The Ill-Assorted Couple (or “The Promise of Love”)
Albrecht Dürer
The Ill-Assorted Couple (or “The Promise of Love”)
engraving
1495
An original Albrecht Dürer engraving.
1495
Original engraving printed in black ink on laid paper.
Signed in the plate with the artist’s monogram lower center.
A superb 16th century/lifetime Meder “b-c” (of “e”) impression of the first state of three, with the diagonal lines above the distant mountain still printing clearly, printed circa 1500-14.
Catalog: Bartsch 93; Dodgson 5; Meder 77 I.b-c/III; Panofsky 200; Strauss 5; Schoch/Mende/Scherbaum 3.
The style of the monogram indicates that this is one of Dürer’s earliest engravings.

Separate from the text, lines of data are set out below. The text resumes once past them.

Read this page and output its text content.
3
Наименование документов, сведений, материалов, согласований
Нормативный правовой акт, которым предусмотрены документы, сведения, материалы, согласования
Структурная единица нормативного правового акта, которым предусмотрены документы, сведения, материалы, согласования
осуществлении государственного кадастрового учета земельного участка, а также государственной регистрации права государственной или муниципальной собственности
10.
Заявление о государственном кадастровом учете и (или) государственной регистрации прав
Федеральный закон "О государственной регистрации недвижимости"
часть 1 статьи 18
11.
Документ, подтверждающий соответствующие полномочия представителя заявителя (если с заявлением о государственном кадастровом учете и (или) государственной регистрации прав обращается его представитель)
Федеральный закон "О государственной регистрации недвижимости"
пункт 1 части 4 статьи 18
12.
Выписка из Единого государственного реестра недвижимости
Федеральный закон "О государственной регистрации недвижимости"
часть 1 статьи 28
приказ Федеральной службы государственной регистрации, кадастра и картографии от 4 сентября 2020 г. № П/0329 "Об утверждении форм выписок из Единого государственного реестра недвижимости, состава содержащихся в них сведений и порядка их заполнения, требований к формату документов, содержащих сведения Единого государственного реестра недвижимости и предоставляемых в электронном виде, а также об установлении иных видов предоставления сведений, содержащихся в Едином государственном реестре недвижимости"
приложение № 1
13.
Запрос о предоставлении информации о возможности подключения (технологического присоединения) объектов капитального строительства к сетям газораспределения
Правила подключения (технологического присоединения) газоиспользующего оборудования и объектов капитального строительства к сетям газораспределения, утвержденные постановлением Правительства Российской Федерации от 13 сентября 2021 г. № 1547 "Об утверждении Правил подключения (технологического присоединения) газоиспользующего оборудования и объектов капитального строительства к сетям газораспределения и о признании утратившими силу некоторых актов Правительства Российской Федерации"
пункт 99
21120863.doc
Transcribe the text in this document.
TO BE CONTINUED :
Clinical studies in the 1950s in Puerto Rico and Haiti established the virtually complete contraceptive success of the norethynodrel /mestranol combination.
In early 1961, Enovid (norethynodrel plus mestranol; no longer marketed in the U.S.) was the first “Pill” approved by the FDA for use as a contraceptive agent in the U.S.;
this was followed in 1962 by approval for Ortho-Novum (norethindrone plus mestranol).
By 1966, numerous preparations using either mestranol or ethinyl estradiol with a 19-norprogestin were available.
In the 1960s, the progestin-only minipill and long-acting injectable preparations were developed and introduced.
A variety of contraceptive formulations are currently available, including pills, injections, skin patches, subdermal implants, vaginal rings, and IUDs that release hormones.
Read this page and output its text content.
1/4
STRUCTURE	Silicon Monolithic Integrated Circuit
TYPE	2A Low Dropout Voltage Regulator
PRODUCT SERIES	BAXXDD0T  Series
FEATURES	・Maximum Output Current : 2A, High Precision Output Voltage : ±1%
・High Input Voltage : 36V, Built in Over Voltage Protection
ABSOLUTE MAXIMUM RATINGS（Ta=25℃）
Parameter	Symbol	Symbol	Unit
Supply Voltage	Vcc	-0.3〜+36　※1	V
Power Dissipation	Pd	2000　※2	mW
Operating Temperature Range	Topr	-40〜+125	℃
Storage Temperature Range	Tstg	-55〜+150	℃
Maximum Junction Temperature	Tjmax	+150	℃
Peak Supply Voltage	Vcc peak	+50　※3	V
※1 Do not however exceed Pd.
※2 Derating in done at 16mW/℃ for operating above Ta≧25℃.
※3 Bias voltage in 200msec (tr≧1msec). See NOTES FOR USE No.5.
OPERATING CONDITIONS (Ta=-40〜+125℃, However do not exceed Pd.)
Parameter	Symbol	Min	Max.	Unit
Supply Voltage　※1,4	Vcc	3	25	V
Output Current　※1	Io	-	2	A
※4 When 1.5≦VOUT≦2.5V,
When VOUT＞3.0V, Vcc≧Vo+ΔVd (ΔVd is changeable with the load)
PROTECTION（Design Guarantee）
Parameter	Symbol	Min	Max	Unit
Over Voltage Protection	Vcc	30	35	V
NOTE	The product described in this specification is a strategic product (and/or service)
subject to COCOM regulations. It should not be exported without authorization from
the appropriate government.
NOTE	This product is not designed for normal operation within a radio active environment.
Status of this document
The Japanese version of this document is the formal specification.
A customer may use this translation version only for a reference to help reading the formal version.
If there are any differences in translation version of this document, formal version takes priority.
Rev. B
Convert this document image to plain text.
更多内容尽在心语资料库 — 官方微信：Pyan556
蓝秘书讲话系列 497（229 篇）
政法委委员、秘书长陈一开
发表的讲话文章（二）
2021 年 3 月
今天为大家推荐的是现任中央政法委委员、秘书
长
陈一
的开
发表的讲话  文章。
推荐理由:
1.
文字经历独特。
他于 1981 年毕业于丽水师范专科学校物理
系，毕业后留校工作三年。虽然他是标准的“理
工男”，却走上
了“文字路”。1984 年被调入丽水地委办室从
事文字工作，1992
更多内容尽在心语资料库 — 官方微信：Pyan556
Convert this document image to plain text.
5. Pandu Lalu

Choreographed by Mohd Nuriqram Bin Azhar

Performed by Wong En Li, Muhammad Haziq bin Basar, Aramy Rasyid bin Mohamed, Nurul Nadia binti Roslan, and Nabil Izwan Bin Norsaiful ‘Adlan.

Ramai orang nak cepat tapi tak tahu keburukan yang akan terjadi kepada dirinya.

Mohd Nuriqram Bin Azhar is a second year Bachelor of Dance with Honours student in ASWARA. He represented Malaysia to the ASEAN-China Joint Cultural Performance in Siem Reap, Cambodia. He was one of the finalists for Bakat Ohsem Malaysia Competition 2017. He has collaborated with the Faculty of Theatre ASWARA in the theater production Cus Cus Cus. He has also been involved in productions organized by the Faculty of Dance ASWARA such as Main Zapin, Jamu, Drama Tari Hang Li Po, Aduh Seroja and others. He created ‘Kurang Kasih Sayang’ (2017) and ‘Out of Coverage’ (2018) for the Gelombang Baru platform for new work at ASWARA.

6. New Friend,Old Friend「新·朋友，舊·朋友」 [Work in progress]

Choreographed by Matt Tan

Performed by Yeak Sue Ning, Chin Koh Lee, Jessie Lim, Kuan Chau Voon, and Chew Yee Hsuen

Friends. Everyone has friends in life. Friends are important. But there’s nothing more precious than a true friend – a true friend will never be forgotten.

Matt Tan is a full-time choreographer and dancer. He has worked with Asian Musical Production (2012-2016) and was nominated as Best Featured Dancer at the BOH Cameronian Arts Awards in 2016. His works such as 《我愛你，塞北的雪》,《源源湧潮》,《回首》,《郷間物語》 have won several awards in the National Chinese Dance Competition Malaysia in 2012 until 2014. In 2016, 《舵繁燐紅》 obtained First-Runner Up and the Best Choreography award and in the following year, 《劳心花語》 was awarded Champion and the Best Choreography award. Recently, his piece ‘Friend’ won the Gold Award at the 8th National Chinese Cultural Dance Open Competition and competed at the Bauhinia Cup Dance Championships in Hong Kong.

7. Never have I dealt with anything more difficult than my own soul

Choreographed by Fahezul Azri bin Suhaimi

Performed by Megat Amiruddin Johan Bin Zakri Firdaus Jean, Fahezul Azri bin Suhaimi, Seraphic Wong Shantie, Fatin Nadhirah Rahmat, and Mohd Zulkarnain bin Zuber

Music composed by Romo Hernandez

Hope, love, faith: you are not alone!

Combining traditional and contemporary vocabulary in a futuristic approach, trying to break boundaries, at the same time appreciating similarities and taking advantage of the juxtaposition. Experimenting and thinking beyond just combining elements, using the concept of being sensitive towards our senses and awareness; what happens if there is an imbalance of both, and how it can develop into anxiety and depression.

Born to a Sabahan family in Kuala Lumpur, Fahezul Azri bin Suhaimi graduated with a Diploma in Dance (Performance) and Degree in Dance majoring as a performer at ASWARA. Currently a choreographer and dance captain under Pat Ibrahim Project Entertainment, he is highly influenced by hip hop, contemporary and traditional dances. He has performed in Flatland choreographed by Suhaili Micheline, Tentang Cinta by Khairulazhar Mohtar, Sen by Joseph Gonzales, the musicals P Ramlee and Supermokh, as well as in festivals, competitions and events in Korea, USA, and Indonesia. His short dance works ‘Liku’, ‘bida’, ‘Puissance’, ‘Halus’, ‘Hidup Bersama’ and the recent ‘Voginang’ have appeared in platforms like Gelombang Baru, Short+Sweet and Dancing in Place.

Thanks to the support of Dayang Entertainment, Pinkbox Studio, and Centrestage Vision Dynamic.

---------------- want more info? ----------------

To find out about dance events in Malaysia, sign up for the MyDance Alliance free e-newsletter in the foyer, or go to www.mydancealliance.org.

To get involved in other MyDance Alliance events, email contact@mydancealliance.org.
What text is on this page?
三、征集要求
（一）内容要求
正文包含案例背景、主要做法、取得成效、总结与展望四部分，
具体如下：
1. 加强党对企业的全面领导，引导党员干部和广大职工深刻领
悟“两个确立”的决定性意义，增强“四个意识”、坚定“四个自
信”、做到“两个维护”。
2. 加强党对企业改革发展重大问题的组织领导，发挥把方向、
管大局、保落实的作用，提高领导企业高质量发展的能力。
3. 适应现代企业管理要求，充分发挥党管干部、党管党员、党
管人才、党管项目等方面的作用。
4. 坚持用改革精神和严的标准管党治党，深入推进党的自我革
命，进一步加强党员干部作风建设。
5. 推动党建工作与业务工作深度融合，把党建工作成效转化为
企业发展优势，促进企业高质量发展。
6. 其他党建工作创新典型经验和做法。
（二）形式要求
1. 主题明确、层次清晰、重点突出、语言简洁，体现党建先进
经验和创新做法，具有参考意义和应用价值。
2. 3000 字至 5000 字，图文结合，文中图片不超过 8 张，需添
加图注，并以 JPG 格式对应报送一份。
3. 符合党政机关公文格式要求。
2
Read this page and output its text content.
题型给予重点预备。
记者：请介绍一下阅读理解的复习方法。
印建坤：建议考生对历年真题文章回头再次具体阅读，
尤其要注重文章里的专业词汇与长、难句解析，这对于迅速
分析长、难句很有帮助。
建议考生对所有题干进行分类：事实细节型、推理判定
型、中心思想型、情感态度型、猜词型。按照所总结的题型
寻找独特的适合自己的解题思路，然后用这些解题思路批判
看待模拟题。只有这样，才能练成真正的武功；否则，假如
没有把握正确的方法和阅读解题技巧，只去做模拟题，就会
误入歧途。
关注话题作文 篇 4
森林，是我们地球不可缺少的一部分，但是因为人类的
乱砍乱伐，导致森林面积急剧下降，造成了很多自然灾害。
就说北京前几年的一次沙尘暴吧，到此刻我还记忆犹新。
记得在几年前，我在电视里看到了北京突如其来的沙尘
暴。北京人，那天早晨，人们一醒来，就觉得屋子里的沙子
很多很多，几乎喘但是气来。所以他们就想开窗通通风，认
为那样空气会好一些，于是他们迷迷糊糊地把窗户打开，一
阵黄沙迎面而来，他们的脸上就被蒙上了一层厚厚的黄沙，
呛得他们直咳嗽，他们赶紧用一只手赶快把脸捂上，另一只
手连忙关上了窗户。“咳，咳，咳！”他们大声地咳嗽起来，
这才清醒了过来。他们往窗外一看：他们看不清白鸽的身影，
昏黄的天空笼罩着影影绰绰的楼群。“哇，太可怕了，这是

The “unequal couple” has been a common motif in moralizing literary satire since antiquity, and became an especially favored profane subject in the realm of the “Garden of Love” in the print production of the final quarter of the 15th century. Like the Housebook Master just a few years earlier, Dürer combines the motif of foolish old age with the theme of purchasable love: while the young woman has already opened her purse, and is ready to receive remuneration for her favors, the old man searches in his own for a suitable coin. Of particular interest is the fact that the object of his affections is clearly not single, since she wears the decorative bonnet of a married citizen of Nuremberg. In this regard, Dürer extends the motif to involve an additional aspect, that of adultery. The horse at the right-hand edge of the composition may then be more than a narrative element, i.e. a reference to the circumstance that the elderly fellow has passed to the town gates in order to arrive at his assignation. Tethered to an erect, somewhat phallic stump of a branch, and rubbing with evident pleasure against the tree trunk, it involves – according to Talbot – a deliberate reference to a metaphor from Jeremiah: They were as fed horses in the morning: everyone neighed after his neighbor’s wife (Jeremiah 5:8).